Shandon may be small, but official U.S. Post Office regulations still apply

I am writing in response to the article written by Colin Rigley and published in New Times on Oct. 23, 2014, titled “[Return to Sender] Shandon residents say issues with the mail have gotten out of control.” The title of the article could not be further from the truth. In fact, Shandon Postmaster Kathy Kennerley has done an outstanding job of ensuring the safe and secure delivery of the mail for all of Shandon’s residents. To vilify her with conjecture implying a willful intent to disrupt the lives of Shandon’s residents does her and the U.S. Postal Service a grave injustice. There is nothing held in higher regard by every employee of the Postal Service, including Ms. Kennerley, than the sanctity of the mail.

The majority of Shandon residents receive free P.O. box service, as it is their established means of delivery. To ensure secure, efficient delivery, there are a few simple policies that not only Shandon residents, but every P.O. box holder in the United States must adhere to. Among them is properly addressing the mail.

A P.O. box holder cannot use a physical address as their delivery address; it simply does not exist in the Postal Service’s national delivery database. If there was a past practice of exceptions to this rule, it was done in violation of Postal Service policy, and not only that, placed the mail in jeopardy of creating a delivery issue for future residents while creating liability issues for the Postal Service.

The Postal Service has more than 32,000 Post Offices nationwide. We deliver 500 million pieces of mail to more than 152 million residences and businesses six days a week. In order to accomplish this herculean task efficiently and with the least cost to our customers, there are strict policies in place that every Post Office must adhere to.
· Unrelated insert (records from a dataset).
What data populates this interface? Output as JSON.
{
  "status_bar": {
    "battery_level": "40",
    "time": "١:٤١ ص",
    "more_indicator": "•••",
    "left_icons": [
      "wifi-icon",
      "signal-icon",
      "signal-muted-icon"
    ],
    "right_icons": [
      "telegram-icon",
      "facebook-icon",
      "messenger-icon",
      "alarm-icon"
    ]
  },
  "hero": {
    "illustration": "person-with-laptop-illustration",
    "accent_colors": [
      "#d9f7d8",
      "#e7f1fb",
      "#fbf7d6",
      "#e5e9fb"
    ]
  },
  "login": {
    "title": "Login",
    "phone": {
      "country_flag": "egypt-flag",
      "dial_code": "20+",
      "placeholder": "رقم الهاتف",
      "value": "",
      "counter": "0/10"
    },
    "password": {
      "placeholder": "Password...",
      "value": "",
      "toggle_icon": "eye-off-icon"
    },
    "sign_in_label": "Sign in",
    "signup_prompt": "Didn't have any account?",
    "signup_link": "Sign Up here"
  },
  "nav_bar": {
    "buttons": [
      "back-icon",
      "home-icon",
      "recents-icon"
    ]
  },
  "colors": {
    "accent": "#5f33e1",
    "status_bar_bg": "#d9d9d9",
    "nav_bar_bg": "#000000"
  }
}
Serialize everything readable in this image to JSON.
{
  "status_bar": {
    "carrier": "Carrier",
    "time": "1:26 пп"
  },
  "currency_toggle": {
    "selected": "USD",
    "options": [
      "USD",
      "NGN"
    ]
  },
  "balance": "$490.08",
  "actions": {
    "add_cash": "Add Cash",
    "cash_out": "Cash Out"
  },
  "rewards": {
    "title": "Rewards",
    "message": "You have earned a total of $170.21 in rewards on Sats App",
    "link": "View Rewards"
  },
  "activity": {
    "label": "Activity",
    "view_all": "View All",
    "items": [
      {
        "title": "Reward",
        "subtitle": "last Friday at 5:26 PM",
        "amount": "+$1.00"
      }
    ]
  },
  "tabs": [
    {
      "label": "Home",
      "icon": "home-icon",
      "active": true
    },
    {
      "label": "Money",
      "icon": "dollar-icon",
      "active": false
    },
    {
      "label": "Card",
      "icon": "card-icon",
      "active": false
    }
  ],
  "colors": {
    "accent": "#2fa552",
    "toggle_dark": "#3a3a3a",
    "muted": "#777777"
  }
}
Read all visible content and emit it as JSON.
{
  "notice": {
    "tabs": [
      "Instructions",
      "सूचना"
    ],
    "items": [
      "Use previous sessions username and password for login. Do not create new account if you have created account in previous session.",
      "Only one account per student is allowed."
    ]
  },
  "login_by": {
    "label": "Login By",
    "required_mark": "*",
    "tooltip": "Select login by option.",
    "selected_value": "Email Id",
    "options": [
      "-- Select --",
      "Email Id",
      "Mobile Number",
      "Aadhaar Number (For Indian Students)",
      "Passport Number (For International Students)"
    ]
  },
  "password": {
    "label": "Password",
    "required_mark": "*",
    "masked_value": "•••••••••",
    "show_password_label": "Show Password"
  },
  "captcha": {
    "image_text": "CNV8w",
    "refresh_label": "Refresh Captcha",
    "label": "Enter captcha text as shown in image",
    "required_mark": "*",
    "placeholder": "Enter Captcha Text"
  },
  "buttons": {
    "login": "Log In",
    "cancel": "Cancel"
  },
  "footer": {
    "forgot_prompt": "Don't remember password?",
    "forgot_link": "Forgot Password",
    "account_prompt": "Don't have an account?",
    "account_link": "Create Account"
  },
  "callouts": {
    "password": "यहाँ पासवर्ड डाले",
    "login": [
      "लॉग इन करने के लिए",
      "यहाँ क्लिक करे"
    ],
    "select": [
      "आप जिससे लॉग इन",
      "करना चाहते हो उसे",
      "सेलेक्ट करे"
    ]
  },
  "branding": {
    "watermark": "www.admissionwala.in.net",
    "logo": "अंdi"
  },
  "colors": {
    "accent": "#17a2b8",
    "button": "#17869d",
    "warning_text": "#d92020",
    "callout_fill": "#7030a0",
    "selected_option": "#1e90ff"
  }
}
It’s these policies that keep the mail from getting “out of control.”

While Shandon may seem like a small part of the overall mail delivery network, and perhaps where exceptions could be made, it is important to understand that if we made exceptions in Shandon, we would be asked to make exceptions at other Post Offices nationwide, which would create a chaotic and inefficient system.

We also understand that some online merchandise companies do not deliver to P.O. boxes. For these cases, we provide an alternate addressing format. Customers simply would have to use the address of the Shandon Post Office along with their P.O. Box Number. In Shandon, for example, P.O. Box customers would use: John Doe, 123 Main Street Box [insert your P.O. Box number], Shandon, CA 93461. Using this alternate format would ensure the proper delivery of packages and mail to the P.O. Box and not create a situation where the mail piece is undeliverable as addressed, as would be the case if the mail were addressed to the customer’s physical address. It is Postal Service policy to return to sender any mail that is undeliverable as addressed.

Ms. Kennerley and the Shandon Post Office team will continue to work with all of our Shandon customers to ensure that mail is delivered properly and efficiently, and with adherence to longstanding policies that help make our postal system in the United States the envy of the world.